When I look back over your years, I have very mixed emotions. I had just turned 18 when you were born, and I didn't know what I was doing. I wish so badly that I had known the things I know now. I feel so horrible about the unnecessary pain and fear you endured because of my lack of knowledge. I let the doctors induce me with Pitocin when you were 8 days "overdue", because after an ultrasound they said that the amniotic fluid was low. The next day my water broke, and then the contractions got painful.

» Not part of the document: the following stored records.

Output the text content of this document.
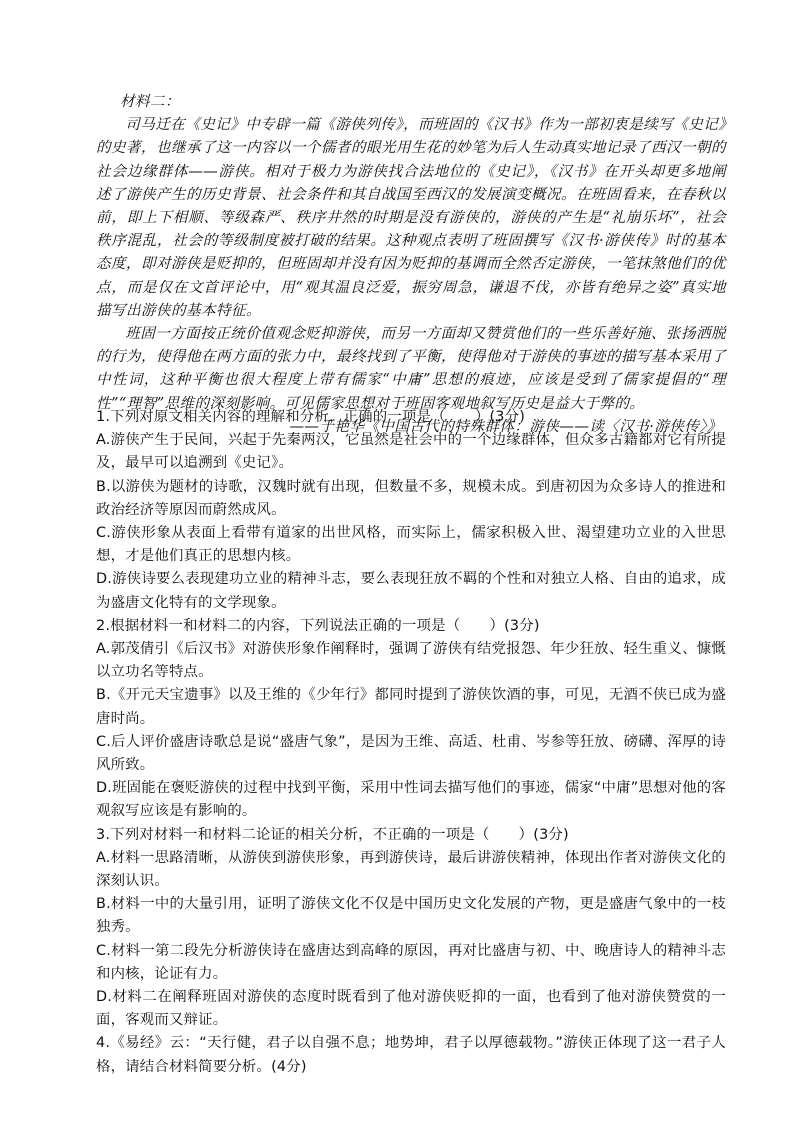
材料二：

司马迁在《史记》中专辟一篇《游侠列传》，而班固的《汉书》作为一部初衷是续写《史记》的史著，也继承了这一内容以一个儒者的眼光用生花的妙笔为后人生动真实地记录了西汉一朝的社会边缘群体——游侠。相对于极力为游侠找合法地位的《史记》，《汉书》在开头却更多地阐述了游侠产生的历史背景、社会条件和其自战国至西汉的发展演变概况。在班固看来，在春秋以前，即上下相顺、等级森严、秩序井然的时期是没有游侠的，游侠的产生是“礼崩乐坏”，社会秩序混乱，社会的等级制度被打破的结果。这种观点表明了班固撰写《汉书·游侠传》时的基本态度，即对游侠是贬抑的，但班固却并没有因为贬抑的基调而全然否定游侠，一笔抹煞他们的优点，而是仅在文首评论中，用“观其温良泛爱，振穷周急，谦退不伐，亦皆有绝异之姿”真实地描写出游侠的基本特征。

班固一方面按正统价值观念贬抑游侠，而另一方面却又赞赏他们的一些乐善好施、张扬洒脱的行为，使得他在两方面的张力中，最终找到了平衡，使得他对于游侠的事迹的描写基本采用了中性词，这种平衡也很大程度上带有儒家“中庸”思想的痕迹，应该是受到了儒家提倡的“理性”“理智”思维的深刻影响。可见儒家思想对于班固客观地叙写历史是益大于弊的。

——于艳华《中国古代的特殊群体：游侠——读〈汉书·游侠传〉》
1.下列对原文相关内容的理解和分析，正确的一项是（　　）(3分)
A.游侠产生于民间，兴起于先秦两汉，它虽然是社会中的一个边缘群体，但众多古籍都对它有所提及，最早可以追溯到《史记》。
B.以游侠为题材的诗歌，汉魏时就有出现，但数量不多，规模未成。到唐初因为众多诗人的推进和政治经济等原因而蔚然成风。
C.游侠形象从表面上看带有道家的出世风格，而实际上，儒家积极入世、渴望建功立业的入世思想，才是他们真正的思想内核。
D.游侠诗要么表现建功立业的精神斗志，要么表现狂放不羁的个性和对独立人格、自由的追求，成为盛唐文化特有的文学现象。
2.根据材料一和材料二的内容，下列说法正确的一项是（　　）(3分)
A.郭茂倩引《后汉书》对游侠形象作阐释时，强调了游侠有结党报怨、年少狂放、轻生重义、慷慨以立功名等特点。
B.《开元天宝遗事》以及王维的《少年行》都同时提到了游侠饮酒的事，可见，无酒不侠已成为盛唐时尚。
C.后人评价盛唐诗歌总是说“盛唐气象”，是因为王维、高适、杜甫、岑参等狂放、磅礴、浑厚的诗风所致。
D.班固能在褒贬游侠的过程中找到平衡，采用中性词去描写他们的事迹，儒家“中庸”思想对他的客观叙写应该是有影响的。
3.下列对材料一和材料二论证的相关分析，不正确的一项是（　　）(3分)
A.材料一思路清晰，从游侠到游侠形象，再到游侠诗，最后讲游侠精神，体现出作者对游侠文化的深刻认识。
B.材料一中的大量引用，证明了游侠文化不仅是中国历史文化发展的产物，更是盛唐气象中的一枝独秀。
C.材料一第二段先分析游侠诗在盛唐达到高峰的原因，再对比盛唐与初、中、晚唐诗人的精神斗志和内核，论证有力。
D.材料二在阐释班固对游侠的态度时既看到了他对游侠贬抑的一面，也看到了他对游侠赞赏的一面，客观而又辩证。
4.《易经》云：“天行健，君子以自强不息；地势坤，君子以厚德载物。”游侠正体现了这一君子人格，请结合材料简要分析。(4分)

After 5 hours of crying through contractions I decided to get an epidural. Then I spent the remainder of the afternoon playing rummy with your dad and my mom. When it came time to push late that night, the doctor kept pressuring me because your heart rate was dropping (I remember it dropping, my mom remembers it raising - I don't know which version is correct). It was a very stressful time, and I pushed for over an hour laying on my back with 3 people on either side of me holding my legs back as far as they could go. The doctor gave me an episiotomy without saying a word, and eventually I pushed you out. Knowing what I know now about childbirth, I am amazed that you came out at all with all of the interventions that were in place. Under those circumstances, I should have had a c-section, but I lucked out. When they gave you to me, all clean and wrapped in a blanket, I felt nothing. I didn't know what to feel. I was so tired and everything had been so surreal that I felt outside of myself.